Заблудиться действительно было невозможно: улица вывела к деревенскому центру с магазином «Продукты» с одной стороны и одноэтажным зданием с чернеющими проёмами без стёкол с другой – видимо, клубом. На ступеньках магазина сидел старик с коричневым лицом, в посеревшей от времени льняной кепке.

– Доча, подбрось на бутылку… дом сгорел, – добавил дед, как бы оправдывая попрошайничество.

Нина развела руками, показывая, что нет сумки, нет кошелька. Дед в ответ повторил её жест, изобразив понимание на лице, и уставился долгим взглядом в сторону асфальтированной дороги, словно пытаясь сделать невозможное – досмотреться до города. Нина несколько секунд смотрела вместе с ним, перевоплотившись в зрение. Дорога, высвобождаясь из-под опеки посадок, вонзалась в синеватую даль, рассекая поля на желтеющую симметрию. Казалось, что улавливаешь гул машин, уносящихся вдаль на большой скорости. Завораживала сама возможность, слившись со звуком, перенестись за считанные секунды в другие незнакомые места – навсегда.

Нина пошла в противоположную сторону по грунтовой дороге, ведущей вниз под небольшим уклоном. Перешла шаткие мостки через канавку. Возобновилась деревня, видимо, захудалая её часть – дома пошли плохенькие: покосившиеся, без заборов. Или даже участки без домов. Встретилась горевшая улица. Первые два дома пожар уничтожил целиком; на втором дворе стоял совсем нетронутый огнем сарай – казалось, он отходил куда-то во время пожара; на третьем дворе осталась посреди пепелища печь со стремящейся в хмурое небо кирпичной трубой; дом на четвертом дворе уцелел примерно наполовину – через сгоревшую стену просматривался разворошенный огнем быт, словно заглядываешь в распоротое брюхо кита. Подле дома росла пара яблонь с маленькими, только начавшими формироваться плодами.
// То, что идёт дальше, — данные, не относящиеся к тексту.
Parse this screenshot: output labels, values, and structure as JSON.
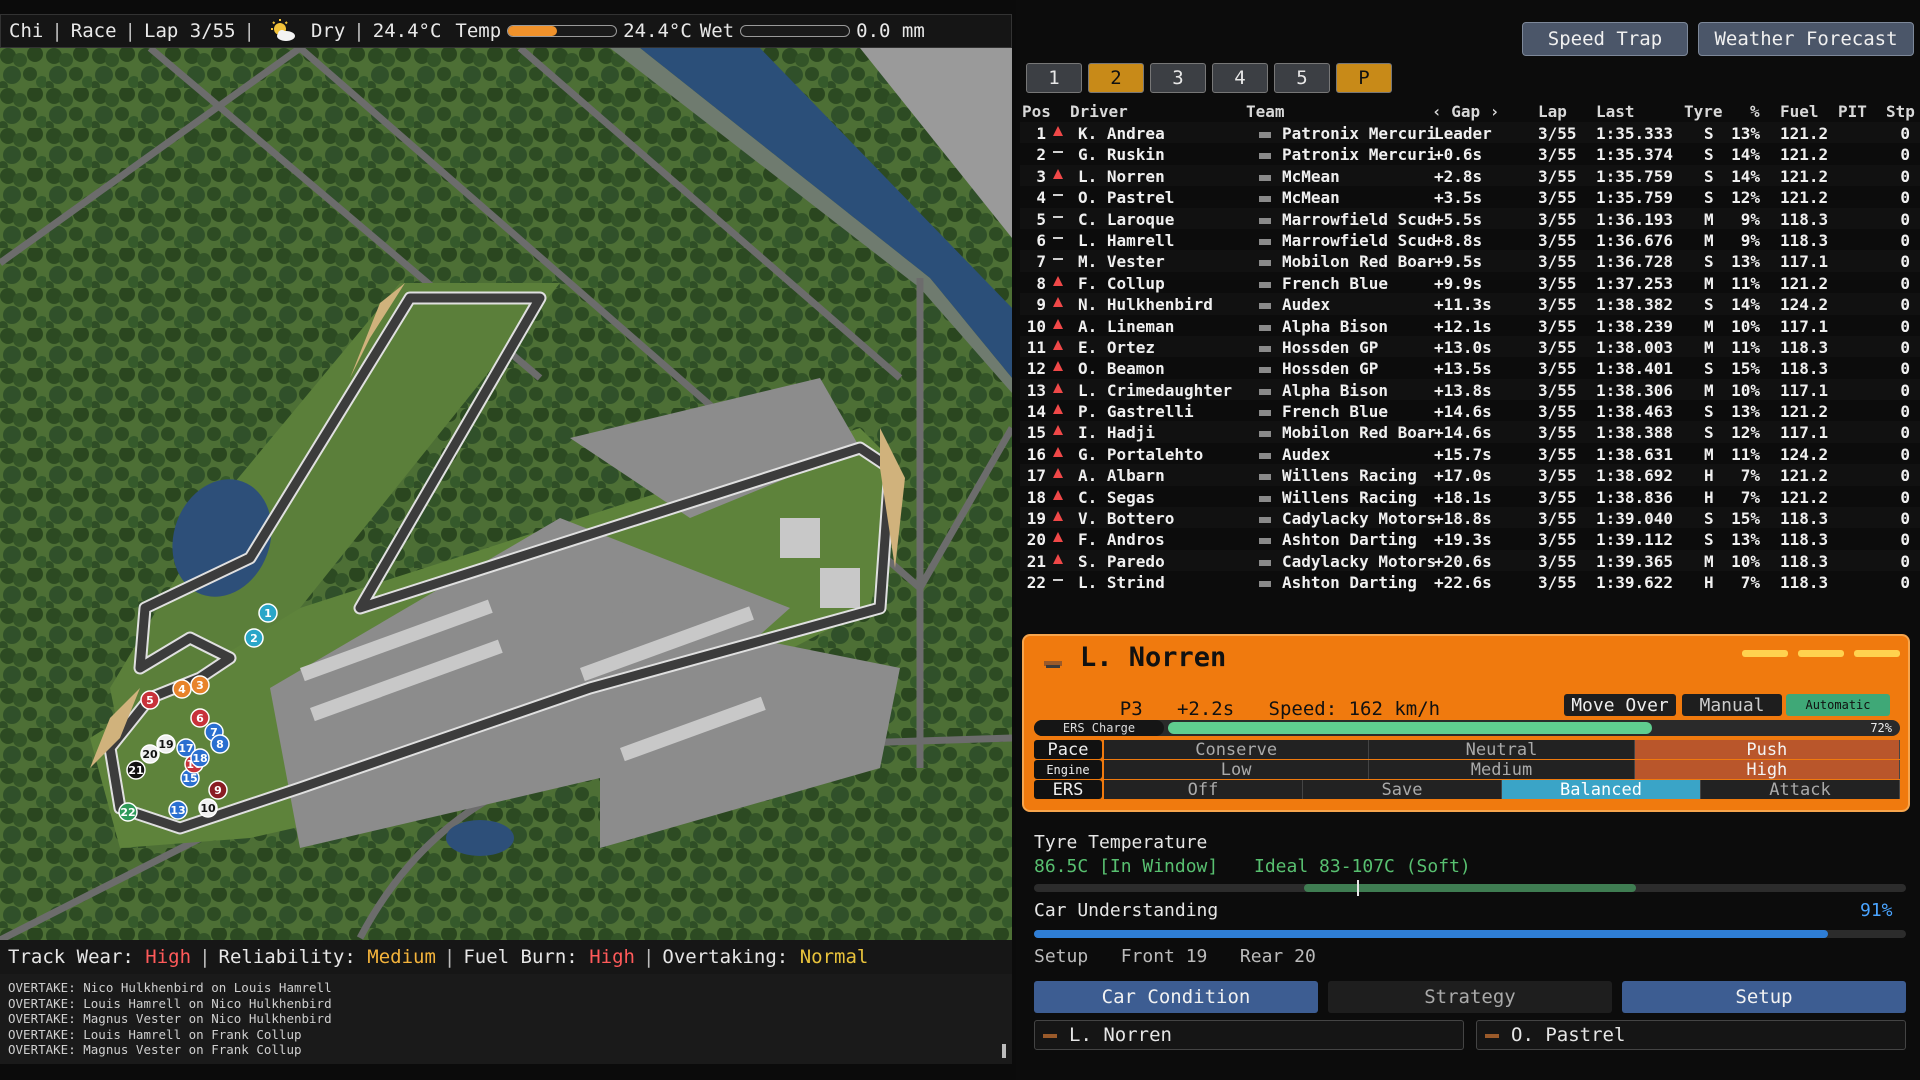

Закрапал дождь. Нина смотрела на торчащие, как черные ребра, доски, на подкоптившийся кирпич, на валяющуюся во дворе тут и там одежду и посуду и не могла оторваться. Во рту появился привкус активированного угля. А внутри наступила тишина. В этом месте ощущалась чужая спрессованная боль, и здесь Нине стало легче, словно ей не хуже всех, словно плохо бывает не только ей и в горе она не одинока. Странно было смотреть на съеденные огнем дома под дождем: в этом крылось глубинное противоречие. Так же как то, что недалеко от пожарища есть озеро, в котором столько воды, что даже можно утонуть.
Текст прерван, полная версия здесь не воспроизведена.